Hedge Funds: Still Usable With Private Placement Variable Life
The use of private placement variable life insurance products with high net-worth individuals has been of increasing interest to insurers, producers, estate planning lawyers and financial planners.
Private placement VL products enable policy owners to obtain greater investment flexibility than is often possible with traditional retail products. Perhaps no underlying investment for these products has been more popular than hedge fund investments.
Although a relatively new type of investment entity, hedge funds have had phenomenal success over the past few years and are very popular with sophisticated investors–the same people who also have the need for large amounts of life insurance.
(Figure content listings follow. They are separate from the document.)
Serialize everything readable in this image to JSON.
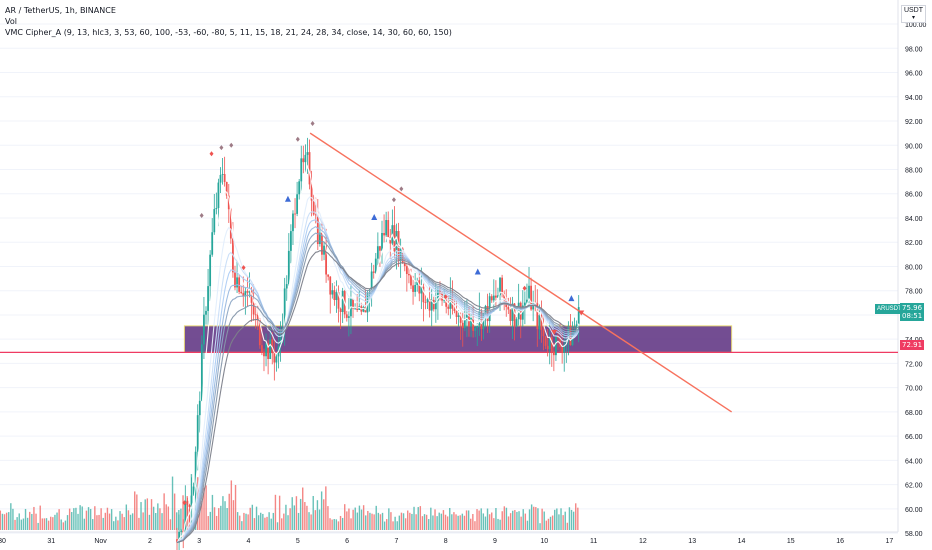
{
  "legend": {
    "symbol_line": "AR / TetherUS, 1h, BINANCE",
    "vol_line": "Vol",
    "indicator_line": "VMC Cipher_A (9, 13, hlc3, 3, 53, 60, 100, -53, -60, -80, 5, 11, 15, 18, 21, 24, 28, 34, close, 14, 30, 60, 60, 150)"
  },
  "price_axis": {
    "currency": "USDT",
    "ticks": [
      "100.00",
      "98.00",
      "96.00",
      "94.00",
      "92.00",
      "90.00",
      "88.00",
      "86.00",
      "84.00",
      "82.00",
      "80.00",
      "78.00",
      "76.00",
      "74.00",
      "72.00",
      "70.00",
      "68.00",
      "66.00",
      "64.00",
      "62.00",
      "60.00",
      "58.00"
    ]
  },
  "time_axis": {
    "ticks": [
      "30",
      "31",
      "Nov",
      "2",
      "3",
      "4",
      "5",
      "6",
      "7",
      "8",
      "9",
      "10",
      "11",
      "12",
      "13",
      "14",
      "15",
      "16",
      "17"
    ]
  },
  "markers": {
    "symbol_tag": "ARUSDT",
    "last_price": "75.96",
    "countdown": "08:51",
    "support_price": "72.91"
  },
  "colors": {
    "up": "#26a69a",
    "down": "#ef5350",
    "trendline": "#f7725e",
    "support": "#ef3b62",
    "zone_fill": "#5b2e7f",
    "zone_border": "#e8d97a"
  },
  "chart_data": {
    "type": "candlestick",
    "symbol": "AR / TetherUS",
    "interval": "1h",
    "exchange": "BINANCE",
    "y_range": [
      57,
      101
    ],
    "x_range": [
      "Oct 30",
      "Nov 17"
    ],
    "series": [
      {
        "name": "price",
        "x": [
          2.6,
          2.9,
          3.1,
          3.3,
          3.5,
          3.7,
          4.0,
          4.3,
          4.6,
          4.8,
          5.0,
          5.2,
          5.4,
          5.7,
          6.0,
          6.3,
          6.6,
          6.8,
          7.0,
          7.3,
          7.6,
          7.9,
          8.2,
          8.5,
          8.8,
          9.1,
          9.4,
          9.7,
          10.0,
          10.3,
          10.6,
          10.7
        ],
        "values": [
          58.0,
          62.5,
          75.5,
          84.0,
          88.5,
          79.5,
          77.5,
          73.5,
          72.5,
          80.0,
          87.5,
          88.5,
          83.0,
          78.0,
          76.5,
          75.5,
          81.0,
          83.5,
          82.0,
          79.0,
          77.0,
          77.5,
          76.0,
          75.5,
          76.0,
          78.0,
          76.0,
          77.5,
          74.0,
          73.5,
          74.5,
          75.96
        ]
      }
    ],
    "zones": [
      {
        "name": "support zone",
        "y_low": 72.91,
        "y_high": 75.1,
        "x_start": 2.7,
        "x_end": 13.8
      }
    ],
    "horizontal_lines": [
      72.91
    ],
    "trendline": {
      "from": {
        "x": 5.25,
        "y": 91.0
      },
      "to": {
        "x": 13.8,
        "y": 68.0
      }
    }
  }
}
Still, the private placement VL industry has, in recent times, experienced considerable confusion over the propriety of using hedge funds to underlie private placement VL products.
The Internal Revenue Service has recently made available a Private Letter Ruling (PLR 200244001, dated May 2, 2002) that seeks to clarify one of the more prevalent causes of this confusion.
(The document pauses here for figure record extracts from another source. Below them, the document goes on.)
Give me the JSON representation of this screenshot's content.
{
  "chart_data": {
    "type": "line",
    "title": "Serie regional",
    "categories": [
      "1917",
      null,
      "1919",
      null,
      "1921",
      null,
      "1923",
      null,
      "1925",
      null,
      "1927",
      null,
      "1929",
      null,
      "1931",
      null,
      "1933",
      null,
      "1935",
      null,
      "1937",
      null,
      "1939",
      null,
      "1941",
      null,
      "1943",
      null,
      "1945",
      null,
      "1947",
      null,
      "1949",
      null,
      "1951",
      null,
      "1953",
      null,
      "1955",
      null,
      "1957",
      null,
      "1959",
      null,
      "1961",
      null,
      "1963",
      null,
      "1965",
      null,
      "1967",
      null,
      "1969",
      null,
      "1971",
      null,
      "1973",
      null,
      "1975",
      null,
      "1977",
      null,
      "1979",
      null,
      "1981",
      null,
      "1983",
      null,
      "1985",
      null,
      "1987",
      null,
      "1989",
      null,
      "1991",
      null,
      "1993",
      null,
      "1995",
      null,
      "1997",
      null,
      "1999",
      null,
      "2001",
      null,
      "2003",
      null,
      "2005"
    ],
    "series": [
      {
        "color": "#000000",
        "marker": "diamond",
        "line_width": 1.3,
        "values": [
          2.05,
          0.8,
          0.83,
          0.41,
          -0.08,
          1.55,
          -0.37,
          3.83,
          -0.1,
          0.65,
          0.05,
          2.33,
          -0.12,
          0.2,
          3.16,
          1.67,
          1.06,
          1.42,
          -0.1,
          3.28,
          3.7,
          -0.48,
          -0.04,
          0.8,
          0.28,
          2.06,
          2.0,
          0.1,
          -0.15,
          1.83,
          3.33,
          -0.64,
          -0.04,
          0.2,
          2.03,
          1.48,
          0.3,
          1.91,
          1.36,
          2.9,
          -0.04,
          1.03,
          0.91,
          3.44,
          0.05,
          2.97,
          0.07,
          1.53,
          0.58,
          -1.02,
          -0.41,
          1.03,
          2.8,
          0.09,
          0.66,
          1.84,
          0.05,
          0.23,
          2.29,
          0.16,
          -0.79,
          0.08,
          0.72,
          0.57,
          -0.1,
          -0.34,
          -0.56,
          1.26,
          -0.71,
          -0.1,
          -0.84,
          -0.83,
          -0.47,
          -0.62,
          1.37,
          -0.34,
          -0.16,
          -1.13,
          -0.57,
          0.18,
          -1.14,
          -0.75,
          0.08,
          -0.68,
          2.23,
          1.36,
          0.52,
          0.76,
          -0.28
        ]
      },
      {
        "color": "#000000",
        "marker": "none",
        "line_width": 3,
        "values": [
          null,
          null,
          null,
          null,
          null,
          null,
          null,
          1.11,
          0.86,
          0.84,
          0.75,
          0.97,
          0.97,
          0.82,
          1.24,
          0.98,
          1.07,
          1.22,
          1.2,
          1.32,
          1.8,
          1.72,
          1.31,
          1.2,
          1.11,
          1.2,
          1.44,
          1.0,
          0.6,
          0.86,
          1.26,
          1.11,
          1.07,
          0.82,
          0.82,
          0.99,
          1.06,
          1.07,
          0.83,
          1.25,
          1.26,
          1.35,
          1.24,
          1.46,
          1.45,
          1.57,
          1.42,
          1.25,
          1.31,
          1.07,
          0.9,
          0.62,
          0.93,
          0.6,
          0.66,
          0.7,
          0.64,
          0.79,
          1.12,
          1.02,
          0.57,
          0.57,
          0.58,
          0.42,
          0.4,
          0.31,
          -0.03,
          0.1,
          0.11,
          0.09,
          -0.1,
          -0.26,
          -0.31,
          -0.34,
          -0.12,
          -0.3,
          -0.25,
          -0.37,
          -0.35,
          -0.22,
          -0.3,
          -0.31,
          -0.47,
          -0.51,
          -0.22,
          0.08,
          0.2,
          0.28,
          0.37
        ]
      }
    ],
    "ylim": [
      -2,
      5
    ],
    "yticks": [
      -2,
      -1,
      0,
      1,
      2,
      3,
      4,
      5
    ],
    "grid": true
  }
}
Everyone in the variable insurance product business knows that variable insurance products that use mutual funds as the underlying investments are required to use funds that cannot be purchased other than in a variable insurance product. This requirement, known as the "public availability" doctrine, was part of the September 1981 issuance of Rev. Rul 81-225.
The policy consideration that gives rise to this requirement is that the IRS does not want a taxpayer to be able to obtain the tax-deferral inherent in insurance products with investments that are otherwise available to the general public outside of the variable insurance product.
In 1984, Congress made major modifications to the tax laws affecting life insurers and life insurance products. Variable annuities and variable life insurance were greatly affected by these modifications. When the Treasury Regulations implementing these changes in the law were issued regarding investments underlying VAs and VLs, there appeared to be a loophole with respect to use of publicly available hedge funds that were organized as "non-registered" partnerships. (See Treasury Regulations 1.817-5(g)(f)(2)(ii))
Virtually all hedge funds are organized as non-registered partnerships. Therefore, if the Treasury Regulations meant what they appeared to say, then publicly available hedge funds could be used as the investments underlying variable insurance products.
Most mutual fund management companies have established one or more "clone" mutual funds that are exclusively dedicated to use with variable insurance products. Hedge fund operators have been reluctant to set up insurance dedicated hedge funds in the same way, however.
Therefore, insurers that wanted to use hedge funds to underlie their private placement VL products found it easier to rely on the apparent loophole in the Treasury Regulations. They did this by purchasing the hedge funds operators regular publicly available hedge funds rather than create entirely new insurance dedicated entities.